Bowman, a two-time Big Ten Coach of the Year at Michigan, was the U.S. Olympic men's coach for the 2016 Games in Rio de Janeiro. He coached swimming icon Michael Phelps, who won 23 gold medals, three silvers and two bronze medals to become the most decorated athlete in Olympic history. Phelps' presence at ASU has had a dramatic impact on the national profile of Sun Devil swimming and recruiting. In a recent release from CollegeSwimming.com, the Arizona State men's and women's teams were rated No. 1 and No. 2 on the Most Improved list, respectively
 
Jones captured an Olympic silver medal in 1992 for the United States, and he coached United States' Olympians in the 1996, 2000, 2004, and 2012 Olympic Games, the latter as head coach of the U.S. Olympic freestyle team.
 
Hurley won NCAA championships as the point guard for Duke in 1991 and 1992. In his first season at ASU, the Sun Devils recorded eight top-100 RPI wins, beating SEC co-champion Texas A&M, Ohio Valley top seed Belmont and two Pac-12 NCAA Tournament teams (Oregon State and USC).

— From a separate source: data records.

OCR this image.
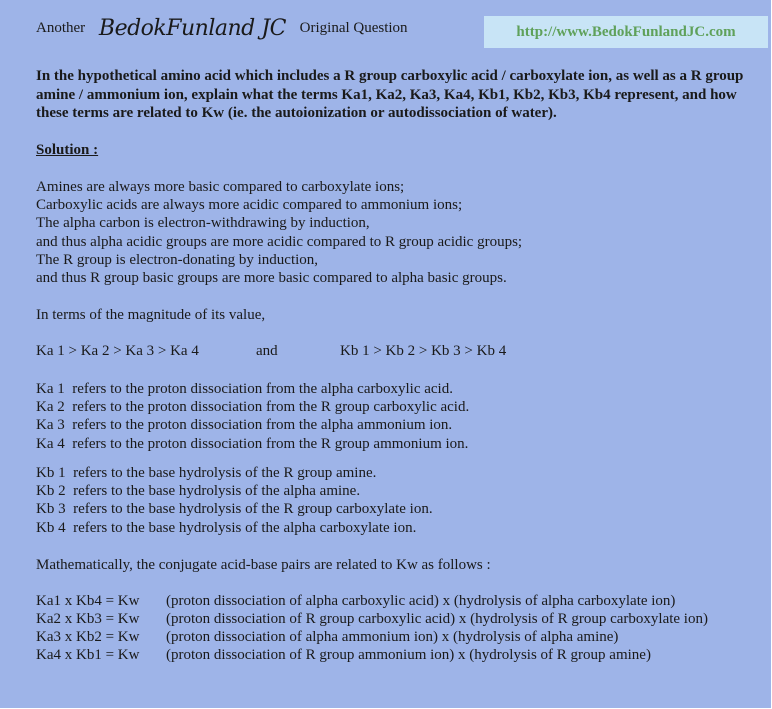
Another BedokFunland JC Original Question	http://www.BedokFunlandJC.com
In the hypothetical amino acid which includes a R group carboxylic acid / carboxylate ion, as well as a R group amine / ammonium ion, explain what the terms Ka1, Ka2, Ka3, Ka4, Kb1, Kb2, Kb3, Kb4 represent, and how these terms are related to Kw (ie. the autoionization or autodissociation of water).
Solution :
Amines are always more basic compared to carboxylate ions;
Carboxylic acids are always more acidic compared to ammonium ions;
The alpha carbon is electron-withdrawing by induction,
and thus alpha acidic groups are more acidic compared to R group acidic groups;
The R group is electron-donating by induction,
and thus R group basic groups are more basic compared to alpha basic groups.
In terms of the magnitude of its value,
Ka 1 > Ka 2 > Ka 3 > Ka 4	and	Kb 1 > Kb 2 > Kb 3 > Kb 4
Ka 1 refers to the proton dissociation from the alpha carboxylic acid.
Ka 2 refers to the proton dissociation from the R group carboxylic acid.
Ka 3 refers to the proton dissociation from the alpha ammonium ion.
Ka 4 refers to the proton dissociation from the R group ammonium ion.
Kb 1 refers to the base hydrolysis of the R group amine.
Kb 2 refers to the base hydrolysis of the alpha amine.
Kb 3 refers to the base hydrolysis of the R group carboxylate ion.
Kb 4 refers to the base hydrolysis of the alpha carboxylate ion.
Mathematically, the conjugate acid-base pairs are related to Kw as follows :
Ka1 x Kb4 = Kw (proton dissociation of alpha carboxylic acid) x (hydrolysis of alpha carboxylate ion)
Ka2 x Kb3 = Kw (proton dissociation of R group carboxylic acid) x (hydrolysis of R group carboxylate ion)
Ka3 x Kb2 = Kw (proton dissociation of alpha ammonium ion) x (hydrolysis of alpha amine)
Ka4 x Kb1 = Kw (proton dissociation of R group ammonium ion) x (hydrolysis of R group amine)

ASU's strength of schedule was 23rd in the nation and its non-conference schedule was 13th.
 
English has 15 years of elite-level triathlon coaching experience, including USA Triathlon's Elite National Team Coach. English has coached triathletes at the last four summer Olympics, two World Championship medalists, and a silver medalist at the Pan American Games. He also coached Samantha McGlone to the 2006 Ironman70.3 World Championship, triathlete Tim O'Donnell to the 2009 ITU Long Course World Championship.
 
-- On Tuesday, he was named the chairman of a new 13-member Division I Football Competition Committee to conduct research and provide counsel focusing on health and safety issues in the game while ensuring the sport is exciting to play and watch. The committee reports to the Division I Football Oversight Committee.
 
"I love challenges and I'm having a chance to be involved in some projects that I couldn't have envisioned happening as quickly as they are," Anderson said. "I'm feeling even more invigorated than I ever could have imagined coming into this job."